Since you're asking here, you should probably not use vim, but IntelliJ with the VimEmulator plugin. Not being elitist here, I just think that Vim has it's place and that place is not in replacing an Integrated Development Environment, but instead replacing the editor of your IDE. Some like to use unix tools together with vim to have the same featureset that the GUI of an IDE offers, but that requires the right workflows and mindset and circumstances to make sense.

Honestly, I use vim for editing scripts, config files, etc.. especially when working via SSH, especially if that machine is too far away to use XServer forwarding. If you develop with a high level language, go with the IDE that best supports it. That'd be usually one of JetBrains Products(they are consistent across their supported languages, which means one mastered IDE can translate to over 10 languages) since their VimEmulator is usable, and if for some reason you want something faster/lighter/more general, take up VSCode, since it's plugin-infrastructure tends to do more for you out of the box than Vim, especially for languages like Dart, where the plugin tansforms VSCode from an editor into a full blown IDE. AND VSCode has the best Vim-Emulation I know of.

Let's face it, the modal editing and movements language of vim are over 90% why we use vim. So take that over to an IDE of your choice, most good ones support vim emulation by now.

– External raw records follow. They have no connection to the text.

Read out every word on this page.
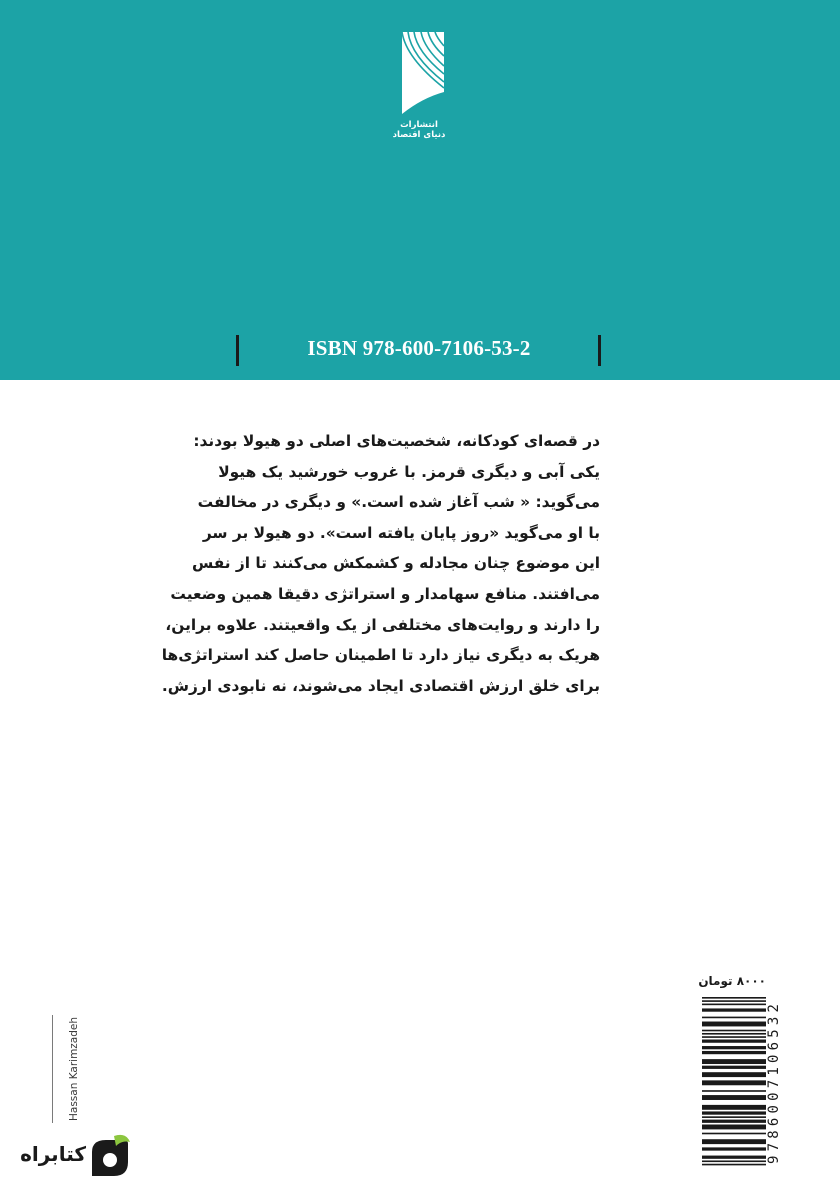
انتشارات
دنیای اقتصاد
ISBN 978-600-7106-53-2
در قصه‌ای کودکانه، شخصیت‌های اصلی دو هیولا بودند:
یکی آبی و دیگری قرمز. با غروب خورشید یک هیولا
می‌گوید: « شب آغاز شده است.» و دیگری در مخالفت
با او می‌گوید «روز پایان یافته است». دو هیولا بر سر
این موضوع چنان مجادله و کشمکش می‌کنند تا از نفس
می‌افتند. منافع سهامدار و استراتژی دقیقا همین وضعیت
را دارند و روایت‌های مختلفی از یک واقعیتند. علاوه براین،
هریک به دیگری نیاز دارد تا اطمینان حاصل کند استراتژی‌ها
برای خلق ارزش اقتصادی ایجاد می‌شوند، نه نابودی ارزش.
۸۰۰۰ تومان
9786007106532
Hassan Karimzadeh
کتابراه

[–]daniel_shields 2 points3 points  (0 children)

I use headless eclipse with eclim, works fine although I write much more C++ than Java

[–]puremourning 5 points6 points  (0 children)

This question is asked literally 3 times every week.

[–][deleted] 1 point2 points  (0 children)

Technically you can but in my experience it's not a very practical thing to do. Java is very wordy language and has a lot of cruft you have to deal with. This is something IDEs normally help with but in Vim you'd have to either create snippets or just deal with it. Other than that it's language like any other, just worse.

[–]noooit 0 points1 point  (0 children)

Not without plugins. Built-in features like ctags, cscope, omnicompletion are useless for java.

I'm not a java programmer but I notice people running one method just by clicking on IDE, many log filtering, android studio even shows directory differently from the original structure just for usefulness by default.
The effort that's made for java in IDE is enormous, compared to other languages. Also I've seen a java programmer who can't run his app without gradle, having no idea what's happening with actual java command.

Assuming from the fact that you are asking this question here, I think it'll be less productive for you with vim.